Admin. R. at 3. The BIA further explained that Mr. Portillo-Castro's "claim of ineffective assistance of counsel lacks the necessary details we need to evaluate his argument, " and also noted that he had not offered any legal authority to support his position that his attorney's disbarment rendered the Lozada requirements inapplicable to his case. Id. The BIA further noted that the "Fifth Circuit has rejected a 'flexible' approach to the Lozada requirements argued for by [Mr. Portillo-Castro]." Id. The BIA declined to reconsider its decision or remand the case to the IJ, explaining that Mr. Portillo-Castro "ha[d] not presented any evidence to show that his prior counsel incompetently represented him, that his prior counsel's performance adversely affected the outcome of his removal hearing, or that he was denied an opportunity to fully present his case." Id. at 4.
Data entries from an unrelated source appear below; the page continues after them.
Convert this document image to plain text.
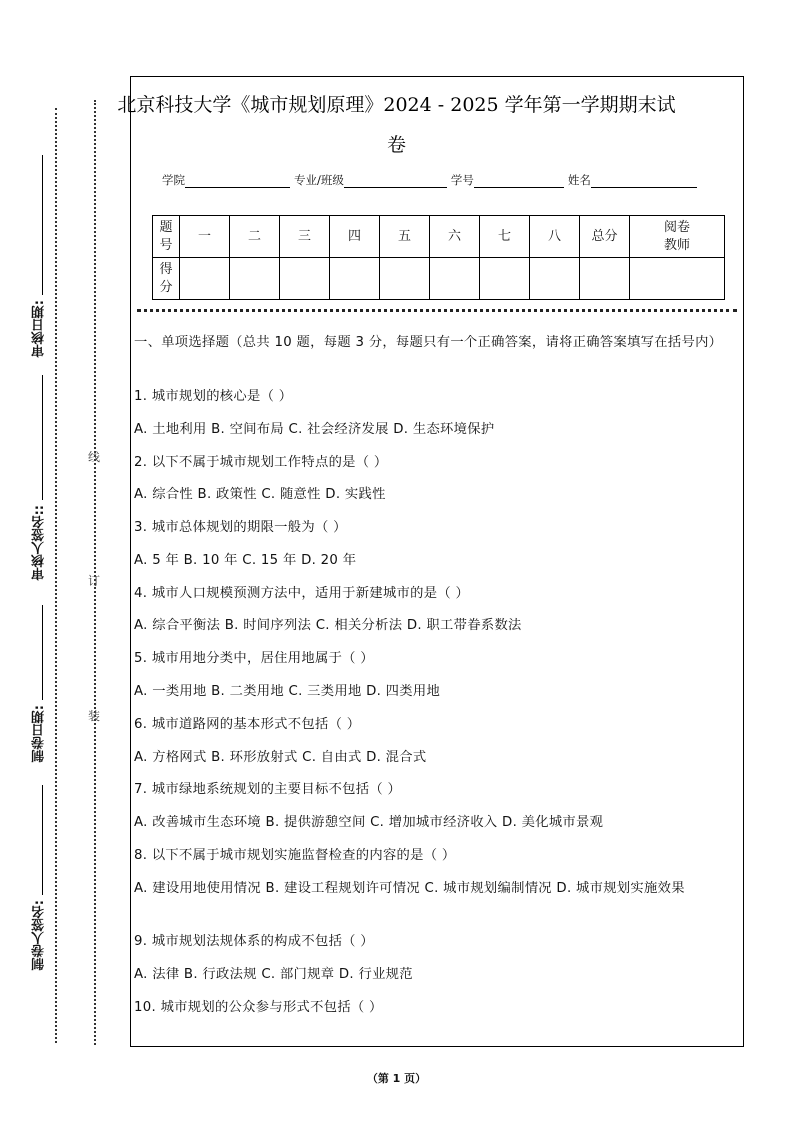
审核日期:
审核人签名::
制卷日期:
制卷人签名:
线
订
装
北京科技大学《城市规划原理》2024 - 2025 学年第一学期期末试
卷
学院	专业/班级	学号	姓名
题号	一	二	三	四	五	六	七	八	总分	阅卷教师

得分										

一、单项选择题（总共 10 题，每题 3 分，每题只有一个正确答案，请将正确答案填写在括号内）
1. 城市规划的核心是（ ）
A. 土地利用 B. 空间布局 C. 社会经济发展 D. 生态环境保护
2. 以下不属于城市规划工作特点的是（ ）
A. 综合性 B. 政策性 C. 随意性 D. 实践性
3. 城市总体规划的期限一般为（ ）
A. 5 年 B. 10 年 C. 15 年 D. 20 年
4. 城市人口规模预测方法中，适用于新建城市的是（ ）
A. 综合平衡法 B. 时间序列法 C. 相关分析法 D. 职工带眷系数法
5. 城市用地分类中，居住用地属于（ ）
A. 一类用地 B. 二类用地 C. 三类用地 D. 四类用地
6. 城市道路网的基本形式不包括（ ）
A. 方格网式 B. 环形放射式 C. 自由式 D. 混合式
7. 城市绿地系统规划的主要目标不包括（ ）
A. 改善城市生态环境 B. 提供游憩空间 C. 增加城市经济收入 D. 美化城市景观
8. 以下不属于城市规划实施监督检查的内容的是（ ）
A. 建设用地使用情况 B. 建设工程规划许可情况 C. 城市规划编制情况 D. 城市规划实施效果
9. 城市规划法规体系的构成不包括（ ）
A. 法律 B. 行政法规 C. 部门规章 D. 行业规范
10. 城市规划的公众参与形式不包括（ ）
（第 1 页）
On appeal, Mr. Portillo-Castro asserts that he was denied a full and fair hearing on his application for cancellation of removal because he was represented by ineffective counsel. He asserts that his conviction was not a CIMT under the relevant Oklahoma statutes covering simple non-aggravated assault and misdemeanor domestic assault and battery, which involve only a mere touching. He contends that "but for the failure of [his] counsel to provide the required documents to the Immigration Court, a full, fair, and meaningful examination of all the appropriate evidence would have been conducted and the result would have been different." Pet. Br. at 17. We may not consider this argument, however, because it was not presented to the BIA. See Garcia-Carbajal v. Holder, 625 F.3d 1233, 1236-37 (10th Cir. 2010) (explaining that alien must exhaust his administrative remedies before this court may entertain his argument). As the BIA explained in its denial order, Mr. Portillo-Castro argued that his attorney's disbarment alone demonstrated that he received ineffective assistance of counsel. In his motion to reconsider, he did not attempt to explain, as he does now on appeal, how his counsel's deficient performance prejudiced him, and therefore the BIA did not have the opportunity to consider that argument. "[A]n alien must present the same specific legal theory to the BIA before he or she may advance it in [this] court." Id. at 1237; see also Torres de la Cruz v. Maurer, 483 F.3d 1013, 1018 (10th Cir. 2007) (holding that petitioner's general assertions in motion to reopen were not sufficient to exhaust "specific issue" for which he sought review from this court when it had not been presented to the BIA for consideration). We therefore lack authority to entertain Mr. Portillo-Castro's new argument regarding his counsel's deficient performance and related prejudice.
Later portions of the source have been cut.